Während der Frauenbewegung der 70er Jahre schien die Sache klar zu sein: Der "kleine" Unterschied zwischen den Geschlechtern schien nur eine Frage der Erziehung zu sein. Die damalige Überzeugung war, als Junge beziehungsweise Mädchen wirst du nicht geboren, sondern erst dazu gemacht. Bewusst handelnde Eltern bemühten sich deshalb, die Unterschiedlichkeit der Geschlechter schon im Laufstall aufzuheben. Doch dieses Experiment scheint bis heute nicht wirklich erfolgreich zu sein. Denn schon die kleinsten Kindergartenknirpse sind sich sehr wohl über ihr Geschlecht bewusst und leben "typische" Rollenbilder aus - gleichgültig wie aufgeklärt und modern die Mütter und Väter sind. Vor allem die Jungs wollen sich klar von den Mädchen abgrenzen und dokumentieren das Tag für Tag. Warum dies so ist, haben wir eine Woche lang bei regelmäßigen Stippvisiten in einem Kindergarten versucht herauszufinden - unterstützt von pädagogischem Expertenwissen.
Jungs im Kindergarten: "Neben der will ich nicht sitzen"
Montag 9.00 Uhr: Im Morgenkreis der Kita "Kunterbunt" startet die zwanzigköpfige Hummel-Gruppe in den Tag. Doch schon zu Anfang gibt es Reibereien, denn Leo will nicht neben Karen sitzen. "Die soll weg hier, ich will lieber neben Luis sein" mault der Vierjährige und knufft dabei seine kleine Nachbarin ohne Vorwarnung in die Seite. Das Ergebnis: Karen fängt an zu weinen und Leo muss kurz vor die Tür und sich überlegen, was er falsch gemacht hat. Das passiert ihm häufiger, denn passt ihm etwas nicht, fackelt er nicht lange. Daran sind auch die Erzieherinnen gewöhnt.

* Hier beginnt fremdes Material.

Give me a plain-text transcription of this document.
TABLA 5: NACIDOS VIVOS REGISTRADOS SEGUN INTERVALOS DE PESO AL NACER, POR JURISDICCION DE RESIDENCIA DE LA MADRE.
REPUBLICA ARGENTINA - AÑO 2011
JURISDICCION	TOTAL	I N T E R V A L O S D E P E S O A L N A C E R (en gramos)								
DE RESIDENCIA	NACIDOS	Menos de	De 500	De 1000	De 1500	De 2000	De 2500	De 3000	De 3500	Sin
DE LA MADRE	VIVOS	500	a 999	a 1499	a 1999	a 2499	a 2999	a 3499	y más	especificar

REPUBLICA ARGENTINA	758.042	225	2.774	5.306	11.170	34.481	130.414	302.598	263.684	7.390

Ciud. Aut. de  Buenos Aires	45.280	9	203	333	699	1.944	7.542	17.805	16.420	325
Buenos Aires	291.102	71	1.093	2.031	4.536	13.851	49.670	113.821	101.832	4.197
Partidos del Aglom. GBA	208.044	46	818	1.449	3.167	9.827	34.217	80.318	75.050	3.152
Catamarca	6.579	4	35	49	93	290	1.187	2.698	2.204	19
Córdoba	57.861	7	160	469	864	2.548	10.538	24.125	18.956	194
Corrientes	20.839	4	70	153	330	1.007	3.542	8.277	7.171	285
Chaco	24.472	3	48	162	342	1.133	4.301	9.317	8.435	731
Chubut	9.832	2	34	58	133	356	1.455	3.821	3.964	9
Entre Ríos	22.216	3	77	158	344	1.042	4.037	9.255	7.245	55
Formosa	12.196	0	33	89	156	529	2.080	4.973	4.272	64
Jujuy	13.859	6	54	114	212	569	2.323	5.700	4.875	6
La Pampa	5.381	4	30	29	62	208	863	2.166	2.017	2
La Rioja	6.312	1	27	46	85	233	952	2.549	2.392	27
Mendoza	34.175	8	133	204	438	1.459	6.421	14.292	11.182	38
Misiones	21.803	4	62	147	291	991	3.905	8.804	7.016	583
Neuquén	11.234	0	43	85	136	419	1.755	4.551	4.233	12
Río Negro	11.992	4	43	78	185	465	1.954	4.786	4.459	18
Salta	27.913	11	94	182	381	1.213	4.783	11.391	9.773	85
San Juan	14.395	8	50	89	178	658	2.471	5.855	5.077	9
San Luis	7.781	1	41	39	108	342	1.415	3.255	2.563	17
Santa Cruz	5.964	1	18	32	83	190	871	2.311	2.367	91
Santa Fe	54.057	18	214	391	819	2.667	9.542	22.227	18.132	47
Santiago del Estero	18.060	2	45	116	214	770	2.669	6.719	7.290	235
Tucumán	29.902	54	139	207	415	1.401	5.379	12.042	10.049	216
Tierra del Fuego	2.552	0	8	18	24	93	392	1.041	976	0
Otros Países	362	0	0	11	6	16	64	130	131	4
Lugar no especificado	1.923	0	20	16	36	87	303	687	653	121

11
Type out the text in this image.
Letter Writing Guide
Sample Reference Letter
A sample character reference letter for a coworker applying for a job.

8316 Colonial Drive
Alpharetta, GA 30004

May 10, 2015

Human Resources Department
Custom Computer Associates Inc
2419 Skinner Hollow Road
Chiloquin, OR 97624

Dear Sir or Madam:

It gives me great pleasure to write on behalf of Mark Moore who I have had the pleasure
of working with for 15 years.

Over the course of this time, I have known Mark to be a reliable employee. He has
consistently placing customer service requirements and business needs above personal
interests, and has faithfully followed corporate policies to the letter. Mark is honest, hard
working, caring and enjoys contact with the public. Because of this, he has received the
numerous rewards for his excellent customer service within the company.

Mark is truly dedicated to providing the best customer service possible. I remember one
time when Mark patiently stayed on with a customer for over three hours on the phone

Das sei aber nicht ungewöhnlich für Jungen in seinem Alter, meinen sie.
Erzieherinnen werden nicht als "Bestimmer" akzeptiert
Das bestätigt auch die Diplompädagogin Claudia Wallner aus Münster. Die Wissenschaftlerin beschäftigt sich seit Jahren mit dem Rollenverhalten von Jungs und Mädchen, berät Institutionen und hält Vorträge. Unter dem Motto "Junge, Junge, Junge? Wenn Erzieherinnen mit Jungs arbeiten", erklärt sie, warum die kleinen "Chauvis" so sind, wie sie sind: "Die geschlechtliche Identität ist in diesem Alter noch wenig sicher. Diese Unsicherheit führt dazu, dass Mädchen und Jungen Uneindeutigkeiten in der geschlechtlichen Zuordnung noch schlecht zulassen können, weil sie eine weitere Verunsicherung darstellt. Deshalb streben sie nach Eindeutigkeiten. Die Bevorzugung gleichgeschlechtlicher Spielpartner verstärkt sich entsprechend ab dem dritten Lebensjahr."
Jungs suchen Streit
Zu dieser klaren Abgrenzung gehöre auch, dass Jungs in diesem Alter sehr oft keinen konfliktreduzierenden Sprachstil pflegten. Sie neigten eher dazu als Mädchen, beschreibt Claudia Wallner, mit gebieterischem Tonfall kurz und knapp zu kommunizieren. So brächen Interaktionen schneller ab und Konflikte eskalierten leichter.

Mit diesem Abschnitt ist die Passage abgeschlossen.